Orders from Above: Massive Human Rights Abuses Under Trump Administration Return to Mexico Policy
In September 2019, the Trump Administration’s policy of returning asylum seekers to Mexico, which it farcically refers to as the “Migrant Protection Protocols” (MPP), entered a new phase. The Department of Homeland Security (DHS) expanded this flawed program, sending men, women and children from Cuba, El Salvador, Guatemala, Honduras, Nicaragua, Venezuela, and other countries to wait in the notoriously dangerous Mexican border state of Tamaulipas and opened secretive tent courts in Laredo and Brownsville, Texas, for MPP hearings.
This policy delivers children, their families, and other asylum seekers to areas so plagued by violence that the U.S. State Department has designated the state of Tamaulipas a Level 4 threat risk—the same warning as Afghanistan, Iraq, Syria, Somalia, North Korea, and Yemen. Yet the administration cynically touts this dangerous and illegal policy as an “effective” alternative to family separation and family detention that brings “integrity” to the immigration system – asserting that it keeps “families together and not in custody.” But the reality is that the Trump Administration has refused to implement humane, effective, and fiscally prudent strategies to manage refugee arrivals in ways that uphold U.S. law and treaty commitments.
MPP works in tandem with other illegal administration policies (including turn-backs, the third-country transit asylum ban, which went into full effect in September, and, once implemented, asylum-seeker transfer agreements with El Salvador, Guatemala, and Honduras) to ban, block, and terrify refugees from seeking protection in the United States. The forced return policy violates legal prohibitions in U.S. law and international obligations on returning people seeking U.S. protection to persecution and torture, and blatantly flouts the asylum laws and due process protections Congress adopted for refugees seeking protection at the border.
Since the start of MPP in January, DHS has forced nearly 50,000 asylum seekers and migrants to wait in danger in Mexico. In addition, some 26,000 are stranded in Mexico due to metering—the illegal policy of turning back asylum applicants at ports of entry.

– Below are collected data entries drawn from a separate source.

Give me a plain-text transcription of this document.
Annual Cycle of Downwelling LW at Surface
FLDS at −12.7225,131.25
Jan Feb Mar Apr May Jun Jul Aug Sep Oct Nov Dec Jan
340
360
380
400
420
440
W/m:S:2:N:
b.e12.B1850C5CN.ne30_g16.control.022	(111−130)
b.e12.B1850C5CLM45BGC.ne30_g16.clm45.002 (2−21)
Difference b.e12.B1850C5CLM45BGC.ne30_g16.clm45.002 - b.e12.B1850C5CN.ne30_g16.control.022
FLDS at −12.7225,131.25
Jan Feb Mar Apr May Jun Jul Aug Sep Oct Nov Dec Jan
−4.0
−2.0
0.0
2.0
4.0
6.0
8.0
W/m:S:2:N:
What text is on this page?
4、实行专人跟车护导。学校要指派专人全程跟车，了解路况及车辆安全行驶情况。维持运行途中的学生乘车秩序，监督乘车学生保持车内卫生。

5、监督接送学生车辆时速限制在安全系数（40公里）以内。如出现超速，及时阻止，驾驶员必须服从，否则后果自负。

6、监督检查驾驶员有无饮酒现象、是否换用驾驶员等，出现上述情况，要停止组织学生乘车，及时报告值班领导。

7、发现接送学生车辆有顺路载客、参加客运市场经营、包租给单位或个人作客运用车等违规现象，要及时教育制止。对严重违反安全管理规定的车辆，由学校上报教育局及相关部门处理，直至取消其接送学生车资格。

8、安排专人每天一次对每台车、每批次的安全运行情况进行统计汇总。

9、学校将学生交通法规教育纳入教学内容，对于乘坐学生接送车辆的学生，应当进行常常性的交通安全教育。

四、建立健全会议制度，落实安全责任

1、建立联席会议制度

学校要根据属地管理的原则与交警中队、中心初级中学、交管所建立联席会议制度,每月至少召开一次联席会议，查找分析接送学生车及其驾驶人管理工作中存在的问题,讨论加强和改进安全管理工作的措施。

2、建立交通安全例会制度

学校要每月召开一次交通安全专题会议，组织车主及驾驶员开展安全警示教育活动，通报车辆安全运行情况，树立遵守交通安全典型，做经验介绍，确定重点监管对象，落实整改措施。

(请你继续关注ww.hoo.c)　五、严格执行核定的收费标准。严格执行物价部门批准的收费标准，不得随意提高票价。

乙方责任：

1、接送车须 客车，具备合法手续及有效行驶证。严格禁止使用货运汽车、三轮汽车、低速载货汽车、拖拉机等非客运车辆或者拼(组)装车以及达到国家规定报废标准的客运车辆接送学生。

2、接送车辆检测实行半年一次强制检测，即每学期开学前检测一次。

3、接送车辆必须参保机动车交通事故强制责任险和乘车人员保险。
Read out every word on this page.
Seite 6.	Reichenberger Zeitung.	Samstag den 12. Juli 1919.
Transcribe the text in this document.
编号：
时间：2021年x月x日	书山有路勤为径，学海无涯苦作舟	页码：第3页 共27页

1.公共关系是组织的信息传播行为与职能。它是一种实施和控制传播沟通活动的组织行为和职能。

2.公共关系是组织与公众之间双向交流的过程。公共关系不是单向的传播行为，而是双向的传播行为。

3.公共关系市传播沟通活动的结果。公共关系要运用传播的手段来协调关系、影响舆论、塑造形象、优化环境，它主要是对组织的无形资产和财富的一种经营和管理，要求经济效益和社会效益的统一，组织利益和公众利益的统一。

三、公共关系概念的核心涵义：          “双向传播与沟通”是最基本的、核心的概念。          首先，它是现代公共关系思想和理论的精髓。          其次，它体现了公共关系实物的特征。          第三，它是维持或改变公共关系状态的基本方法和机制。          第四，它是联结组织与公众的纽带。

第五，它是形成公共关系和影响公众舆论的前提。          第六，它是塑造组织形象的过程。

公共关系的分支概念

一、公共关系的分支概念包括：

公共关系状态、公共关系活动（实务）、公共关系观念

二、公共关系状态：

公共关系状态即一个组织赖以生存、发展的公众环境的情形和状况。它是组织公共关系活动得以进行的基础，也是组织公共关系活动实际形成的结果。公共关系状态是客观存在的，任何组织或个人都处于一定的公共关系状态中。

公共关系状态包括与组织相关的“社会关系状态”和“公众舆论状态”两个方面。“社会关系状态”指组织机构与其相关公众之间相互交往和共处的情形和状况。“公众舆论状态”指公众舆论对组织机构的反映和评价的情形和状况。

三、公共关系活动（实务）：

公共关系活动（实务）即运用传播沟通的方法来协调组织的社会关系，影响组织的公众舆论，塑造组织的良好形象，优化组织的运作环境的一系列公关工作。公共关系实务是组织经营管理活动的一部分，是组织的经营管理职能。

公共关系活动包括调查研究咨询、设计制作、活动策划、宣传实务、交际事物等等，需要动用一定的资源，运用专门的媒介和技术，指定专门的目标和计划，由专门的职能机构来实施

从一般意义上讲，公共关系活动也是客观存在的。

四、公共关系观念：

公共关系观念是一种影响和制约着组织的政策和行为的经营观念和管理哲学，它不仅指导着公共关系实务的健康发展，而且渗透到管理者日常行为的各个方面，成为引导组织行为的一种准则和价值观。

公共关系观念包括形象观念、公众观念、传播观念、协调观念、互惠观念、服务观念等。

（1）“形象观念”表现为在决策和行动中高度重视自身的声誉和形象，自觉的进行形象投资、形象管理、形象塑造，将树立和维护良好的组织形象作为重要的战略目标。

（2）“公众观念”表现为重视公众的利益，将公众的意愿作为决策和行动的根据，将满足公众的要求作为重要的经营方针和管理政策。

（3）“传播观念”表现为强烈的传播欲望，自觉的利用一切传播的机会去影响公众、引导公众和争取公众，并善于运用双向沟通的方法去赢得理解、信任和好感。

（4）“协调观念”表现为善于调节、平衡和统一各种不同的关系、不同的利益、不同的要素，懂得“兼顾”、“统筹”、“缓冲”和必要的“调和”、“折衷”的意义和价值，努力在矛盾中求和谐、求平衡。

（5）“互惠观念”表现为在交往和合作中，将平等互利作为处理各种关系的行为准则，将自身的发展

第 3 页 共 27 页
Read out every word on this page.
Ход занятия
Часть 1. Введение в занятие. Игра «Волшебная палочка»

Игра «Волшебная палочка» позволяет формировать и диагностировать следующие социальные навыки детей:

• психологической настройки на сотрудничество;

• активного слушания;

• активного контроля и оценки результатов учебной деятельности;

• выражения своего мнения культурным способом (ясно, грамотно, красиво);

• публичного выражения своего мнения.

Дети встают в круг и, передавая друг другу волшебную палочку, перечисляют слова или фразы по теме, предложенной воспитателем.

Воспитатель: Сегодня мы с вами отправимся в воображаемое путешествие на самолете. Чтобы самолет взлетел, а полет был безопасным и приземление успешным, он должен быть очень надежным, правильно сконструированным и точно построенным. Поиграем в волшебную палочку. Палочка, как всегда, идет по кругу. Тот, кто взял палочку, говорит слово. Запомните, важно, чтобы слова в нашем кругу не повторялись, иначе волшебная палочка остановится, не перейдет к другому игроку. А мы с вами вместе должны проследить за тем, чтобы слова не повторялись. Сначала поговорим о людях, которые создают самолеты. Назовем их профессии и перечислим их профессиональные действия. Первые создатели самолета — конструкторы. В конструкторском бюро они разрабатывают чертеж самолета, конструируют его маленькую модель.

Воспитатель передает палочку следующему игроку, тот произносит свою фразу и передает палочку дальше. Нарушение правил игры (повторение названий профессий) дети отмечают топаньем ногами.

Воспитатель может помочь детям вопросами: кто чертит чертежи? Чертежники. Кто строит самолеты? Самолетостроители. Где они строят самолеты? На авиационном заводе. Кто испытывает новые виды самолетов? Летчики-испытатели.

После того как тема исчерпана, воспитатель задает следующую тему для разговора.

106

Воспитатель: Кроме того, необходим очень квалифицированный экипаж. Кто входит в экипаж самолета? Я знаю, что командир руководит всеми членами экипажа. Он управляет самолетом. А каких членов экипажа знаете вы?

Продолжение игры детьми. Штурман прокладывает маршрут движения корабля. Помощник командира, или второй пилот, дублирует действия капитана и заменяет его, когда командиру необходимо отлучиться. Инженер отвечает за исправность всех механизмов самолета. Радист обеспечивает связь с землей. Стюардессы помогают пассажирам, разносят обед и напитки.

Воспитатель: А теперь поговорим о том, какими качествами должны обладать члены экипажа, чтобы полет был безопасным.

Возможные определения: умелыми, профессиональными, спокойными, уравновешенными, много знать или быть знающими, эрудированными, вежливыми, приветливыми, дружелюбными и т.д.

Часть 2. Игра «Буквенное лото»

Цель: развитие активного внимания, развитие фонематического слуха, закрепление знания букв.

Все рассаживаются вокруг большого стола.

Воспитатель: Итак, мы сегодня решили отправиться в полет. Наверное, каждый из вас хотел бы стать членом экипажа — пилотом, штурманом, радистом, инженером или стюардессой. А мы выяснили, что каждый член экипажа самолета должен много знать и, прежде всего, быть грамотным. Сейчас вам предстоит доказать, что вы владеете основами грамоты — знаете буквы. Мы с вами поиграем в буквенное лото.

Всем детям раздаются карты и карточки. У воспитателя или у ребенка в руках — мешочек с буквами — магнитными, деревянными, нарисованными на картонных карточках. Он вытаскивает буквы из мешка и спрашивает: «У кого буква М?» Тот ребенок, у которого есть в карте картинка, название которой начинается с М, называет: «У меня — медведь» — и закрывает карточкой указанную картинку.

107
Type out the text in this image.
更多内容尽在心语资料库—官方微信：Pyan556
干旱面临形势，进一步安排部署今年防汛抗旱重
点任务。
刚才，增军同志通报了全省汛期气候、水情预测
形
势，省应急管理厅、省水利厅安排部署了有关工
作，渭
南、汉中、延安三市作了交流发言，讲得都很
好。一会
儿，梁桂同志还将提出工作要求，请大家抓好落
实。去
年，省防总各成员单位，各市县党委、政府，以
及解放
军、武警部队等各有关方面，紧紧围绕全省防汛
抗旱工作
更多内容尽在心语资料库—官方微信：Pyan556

This report is based on interviews with asylum seekers stranded in Mexico, attorneys, humanitarian volunteers, and Mexican government officials; continuing field research, including in Matamoros, Mexico; observation of MPP immigration court hearings; and reports from human rights organizations, legal monitors, and the media. Human Rights First observed immigration court proceedings at the Brownsville tent court remotely from the Harlingen immigration court because U.S. Customs and Border Protection (CBP) denied Human Rights First’s request for access to the facility. This report is an update to our March 2019 and August 2019 reports.